The messy state of her affairs... Where do I begin? She had been very ill for many years; it was monumental. It wasn't just filing papers... I learned about: insurance, home owners, medicare, and personal secondary medical insurance; selling a house; estate sales; selling stock; reclaiming property that has been transferred to the state; liquidating assets; property tax; prearranging funerals; probate; death tax; dealing with financial planners; sheltering assets; annuities; elder care attorneys....the list goes on and on. Each one more insulting to your intelligence because the elderly get bashed financially on all ends. BUT the most fun???? Medicaid law.
Wait a minute... let me amend that.
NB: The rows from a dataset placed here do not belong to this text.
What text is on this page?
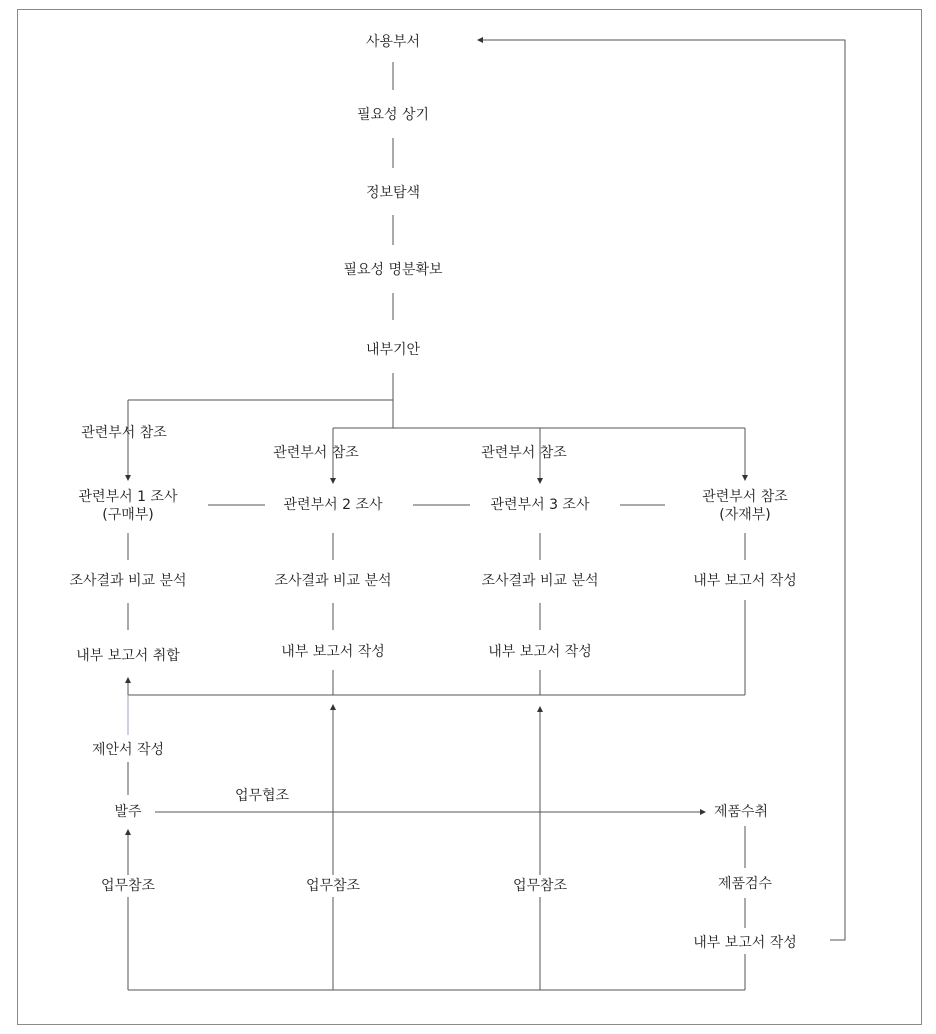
사용부서
필요성 상기
정보탐색
필요성 명분확보
내부기안
관련부서 참조
관련부서 참조	관련부서 참조
관련부서 1 조사
(구매부)
관련부서 2 조사	관련부서 3 조사	관련부서 참조
(자재부)
조사결과 비교 분석	조사결과 비교 분석	조사결과 비교 분석	내부 보고서 작성
내부 보고서 취합	내부 보고서 작성	내부 보고서 작성
제안서 작성
발주
업무협조
제품수취
제품검수
내부 보고서 작성
업무참조	업무참조	업무참조
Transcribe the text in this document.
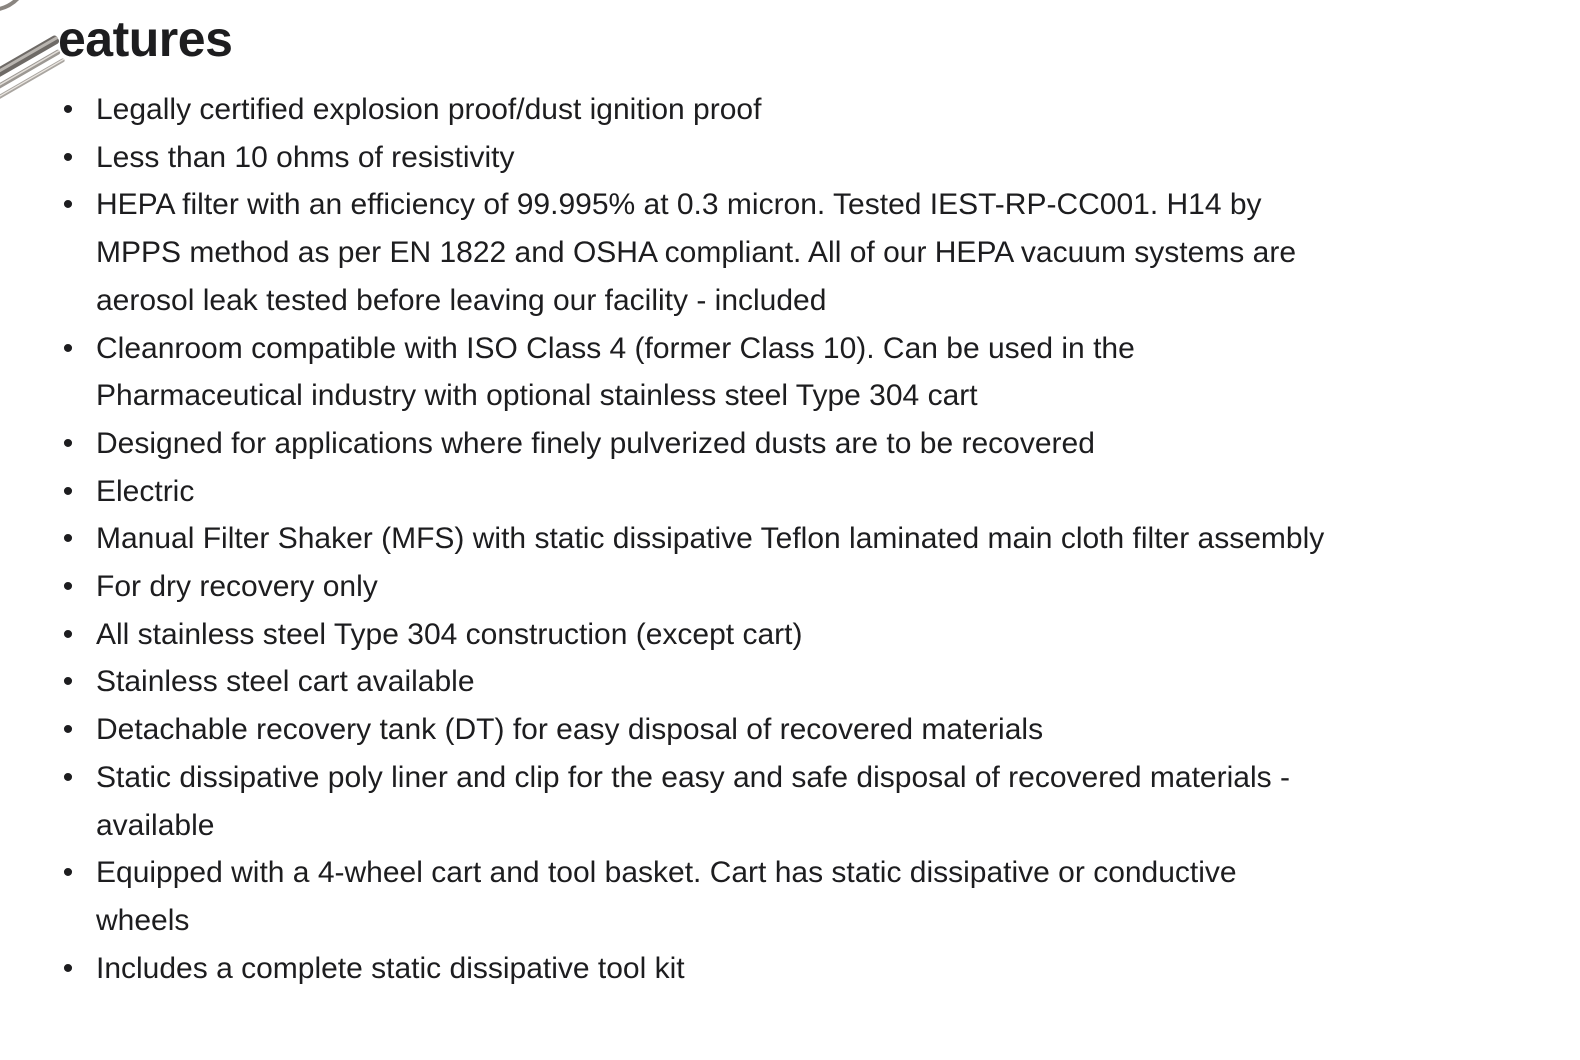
eatures
• Legally certified explosion proof/dust ignition proof
• Less than 10 ohms of resistivity
• HEPA filter with an efficiency of 99.995% at 0.3 micron. Tested IEST-RP-CC001. H14 by MPPS method as per EN 1822 and OSHA compliant. All of our HEPA vacuum systems are aerosol leak tested before leaving our facility - included
• Cleanroom compatible with ISO Class 4 (former Class 10). Can be used in the Pharmaceutical industry with optional stainless steel Type 304 cart
• Designed for applications where finely pulverized dusts are to be recovered
• Electric
• Manual Filter Shaker (MFS) with static dissipative Teflon laminated main cloth filter assembly
• For dry recovery only
• All stainless steel Type 304 construction (except cart)
• Stainless steel cart available
• Detachable recovery tank (DT) for easy disposal of recovered materials
• Static dissipative poly liner and clip for the easy and safe disposal of recovered materials - available
• Equipped with a 4-wheel cart and tool basket. Cart has static dissipative or conductive wheels
• Includes a complete static dissipative tool kit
Maybe the most tolling thing was the well meaning, evil spirited phone calls and digs from her friends and tertiary relatives who didn't think I was doing enough or doing right by her... Where was their help??
So, every day, I had a huge to-do list because the time clock was ticking; the law changed as of today, January 1, 2009. As of today, the law is way less favorable if you haven't pre-planned.
So on top of all this BS paperwork, trying to get people to do their jobs right when you contact them, reading and learning, and oh yea, my job, my responsibilities and my life...one still needs to eat, sleep (not much), shower, do laundry and buy groceries (did I mention some major surgery?)... I visit every other day or so, and somehow find a way to put a smile on my face, be upbeat and find cheery conversation.
I learned that it might be ok to die. It has changed my outlook on the final frontier. I hope I go fast. I hope medicine doesn't prolong my life to the point that I can no longer take care of myself. I also learned that the tough part is being the one who has to "clean up" after someone else dies.
I will probably learn more in 2009. The saga, I know, is far from over. The house is not yet sold. I just read an article that said there were only 13 homes that sold in December in Racine. Some of them sold for well less than half of their assessed value.
I may end up buying real estate that I don't even want, just to save it from the wolves. (we have 45 days to sell it or it becomes fodder for the state to seize upon her death) That doesn't even take into consideration the insurance, property taxes, upkeep, heat.... see the fun, see why sleep is elusive?
The emotional pain will be huge when she finally does pass on. I will really be a grown up then and will miss her terribly... I already do on days her mental capabilities take her away.